Nos governos de FHC e, principalmente, Lula e Dilma, o Estado passou a propor um conjunto de leis e medidas, tais como a criação da Comissão Especial de Mortos e Desaparecidos Políticos, os planos nacionais de Direitos Humanos e a Comissão Nacional da Verdade, que sinalizavam para a possibilidade de um rompimento com a política conciliatória que marcou a transição à democracia.

Mas, de forma geral, o consenso sempre esteve relacionado à produção historiográfica sobre o período. E mesmo esse tem sido colocado em xeque, mais recentemente, por discursos e narrativas revisionistas e negacionistas como as produções da Brasil Paralelo, por exemplo. Algo ainda mais grave ocorreu com a memória social.

A Lei da Anistia, além de garantir às Forças Armadas o controle sobre o processo de transição política, instituiu uma espécie de continuidade das estratégias de implantação do terror de Estado. Colaborou, assim, para a impunidade, a imunidade e o silêncio, dificultando a construção de uma lembrança ativa sobre o período, interditando a discussão e o “acerto de contas” com o passado.

Assim, alguns dos pressupostos sociais que engendraram e legitimaram o golpe e a ditadura, permaneceram vivos e atuantes, inclusive institucionalmente.

A violência policial e as práticas recorrentes de tortura em prisões e delegacias superlotadas são, certamente, exemplos gritantes dessa sobrevivência aterradora.
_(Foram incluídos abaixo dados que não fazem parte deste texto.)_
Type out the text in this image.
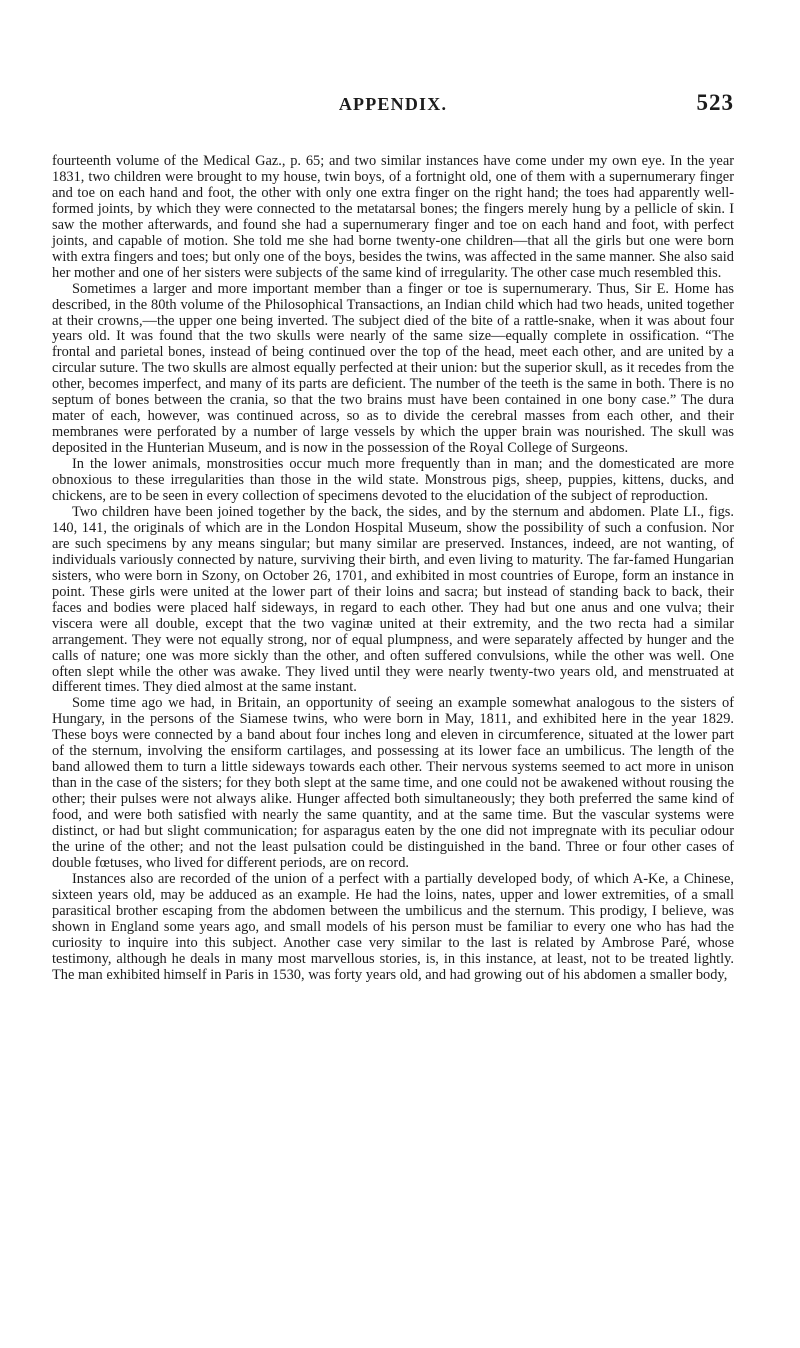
APPENDIX.	523

fourteenth volume of the Medical Gaz., p. 65; and two similar instances have come under my own eye. In the year 1831, two children were brought to my house, twin boys, of a fortnight old, one of them with a supernumerary finger and toe on each hand and foot, the other with only one extra finger on the right hand; the toes had apparently well-formed joints, by which they were connected to the metatarsal bones; the fingers merely hung by a pellicle of skin. I saw the mother afterwards, and found she had a supernumerary finger and toe on each hand and foot, with perfect joints, and capable of motion. She told me she had borne twenty-one children—that all the girls but one were born with extra fingers and toes; but only one of the boys, besides the twins, was affected in the same manner. She also said her mother and one of her sisters were subjects of the same kind of irregularity. The other case much resembled this.

Sometimes a larger and more important member than a finger or toe is supernumerary. Thus, Sir E. Home has described, in the 80th volume of the Philosophical Transactions, an Indian child which had two heads, united together at their crowns,—the upper one being inverted. The subject died of the bite of a rattle-snake, when it was about four years old. It was found that the two skulls were nearly of the same size—equally complete in ossification. “The frontal and parietal bones, instead of being continued over the top of the head, meet each other, and are united by a circular suture. The two skulls are almost equally perfected at their union: but the superior skull, as it recedes from the other, becomes imperfect, and many of its parts are deficient. The number of the teeth is the same in both. There is no septum of bones between the crania, so that the two brains must have been contained in one bony case.” The dura mater of each, however, was continued across, so as to divide the cerebral masses from each other, and their membranes were perforated by a number of large vessels by which the upper brain was nourished. The skull was deposited in the Hunterian Museum, and is now in the possession of the Royal College of Surgeons.

In the lower animals, monstrosities occur much more frequently than in man; and the domesticated are more obnoxious to these irregularities than those in the wild state. Monstrous pigs, sheep, puppies, kittens, ducks, and chickens, are to be seen in every collection of specimens devoted to the elucidation of the subject of reproduction.

Two children have been joined together by the back, the sides, and by the sternum and abdomen. Plate LI., figs. 140, 141, the originals of which are in the London Hospital Museum, show the possibility of such a confusion. Nor are such specimens by any means singular; but many similar are preserved. Instances, indeed, are not wanting, of individuals variously connected by nature, surviving their birth, and even living to maturity. The far-famed Hungarian sisters, who were born in Szony, on October 26, 1701, and exhibited in most countries of Europe, form an instance in point. These girls were united at the lower part of their loins and sacra; but instead of standing back to back, their faces and bodies were placed half sideways, in regard to each other. They had but one anus and one vulva; their viscera were all double, except that the two vaginæ united at their extremity, and the two recta had a similar arrangement. They were not equally strong, nor of equal plumpness, and were separately affected by hunger and the calls of nature; one was more sickly than the other, and often suffered convulsions, while the other was well. One often slept while the other was awake. They lived until they were nearly twenty-two years old, and menstruated at different times. They died almost at the same instant.

Some time ago we had, in Britain, an opportunity of seeing an example somewhat analogous to the sisters of Hungary, in the persons of the Siamese twins, who were born in May, 1811, and exhibited here in the year 1829. These boys were connected by a band about four inches long and eleven in circumference, situated at the lower part of the sternum, involving the ensiform cartilages, and possessing at its lower face an umbilicus. The length of the band allowed them to turn a little sideways towards each other. Their nervous systems seemed to act more in unison than in the case of the sisters; for they both slept at the same time, and one could not be awakened without rousing the other; their pulses were not always alike. Hunger affected both simultaneously; they both preferred the same kind of food, and were both satisfied with nearly the same quantity, and at the same time. But the vascular systems were distinct, or had but slight communication; for asparagus eaten by the one did not impregnate with its peculiar odour the urine of the other; and not the least pulsation could be distinguished in the band. Three or four other cases of double fœtuses, who lived for different periods, are on record.

Instances also are recorded of the union of a perfect with a partially developed body, of which A-Ke, a Chinese, sixteen years old, may be adduced as an example. He had the loins, nates, upper and lower extremities, of a small parasitical brother escaping from the abdomen between the umbilicus and the sternum. This prodigy, I believe, was shown in England some years ago, and small models of his person must be familiar to every one who has had the curiosity to inquire into this subject. Another case very similar to the last is related by Ambrose Paré, whose testimony, although he deals in many most marvellous stories, is, in this instance, at least, not to be treated lightly. The man exhibited himself in Paris in 1530, was forty years old, and had growing out of his abdomen a smaller body,
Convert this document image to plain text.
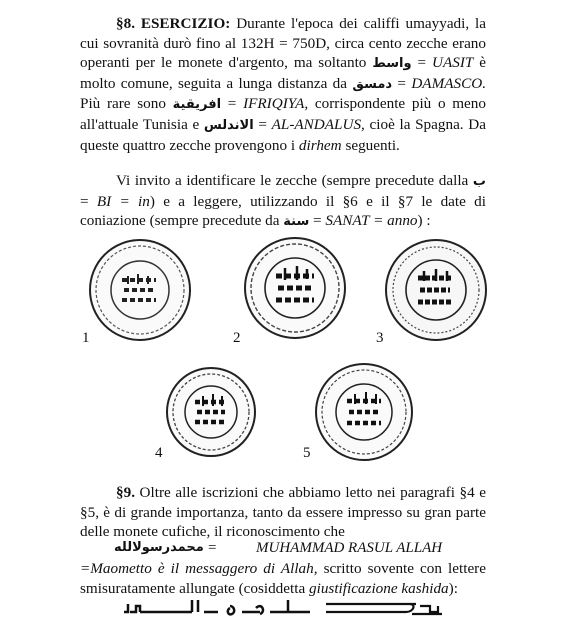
§8. ESERCIZIO: Durante l'epoca dei califfi umayyadi, la cui sovranità durò fino al 132H = 750D, circa cento zecche erano operanti per le monete d'argento, ma soltanto واسط = UASIT è molto comune, seguita a lunga distanza da دمسق = DAMASCO. Più rare sono افريقية = IFRIQIYA, corrispondente più o meno all'attuale Tunisia e الاندلس = AL-ANDALUS, cioè la Spagna. Da queste quattro zecche provengono i dirhem seguenti.

Vi invito a identificare le zecche (sempre precedute dalla ب = BI = in) e a leggere, utilizzando il §6 e il §7 le date di coniazione (sempre precedute da سنة = SANAT = anno) :

1	2	3
4	5

§9. Oltre alle iscrizioni che abbiamo letto nei paragrafi §4 e §5, è di grande importanza, tanto da essere impresso su gran parte delle monete cufiche, il riconoscimento che

محمدرسولالله =	MUHAMMAD RASUL ALLAH

=Maometto è il messaggero di Allah, scritto sovente con lettere smisuratamente allungate (cosiddetta giustificazione kashida):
Mas o fato de que os governos democráticos, inclusive os de esquerda, tenham reincidido na recusa em revogar a Lei de Anistia, ignorando inclusive pedido formal do alto comissariado de Direitos Humanos das Nações Unidas, corrobora a indiferença covarde do Estado brasileiro e sua conivência com o horror.

O resultado prático é que nossa relação com o presente, os modos e maneiras como organizamos e atribuímos sentidos ao nosso tempo – e também, em certa medida, imaginamos nosso futuro –, é condicionada pelo que chamo de “políticas do esquecimento”. Insensíveis à barbárie do passado, somos e seremos tolerantes com as formas de violência atuais e futuras.

Nossos horizontes de expectativas são estreitos porque a experiência que construímos a partir de nosso pretérito, naturalizou o terror que recebemos como herança.

A eleição de Bolsonaro em 2018, e o risco de uma eventual reeleição nesse ano de 2022, é também resultado dessa outra memória, algo subterrânea, presente nos quarteis, mas também fora deles, que atuam ativamente desde a redemocratização no sentido de banalizar o mal que a ditadura produziu. Um empreendimento moral e político dedicado a reafirmar a importância do golpe – da “revolução”, dizem eles – e reafirmar suas conquistas.

A principal contribuição de Bolsonaro e do bolsonarismo a esse processo foi abrir a tampa do esgoto.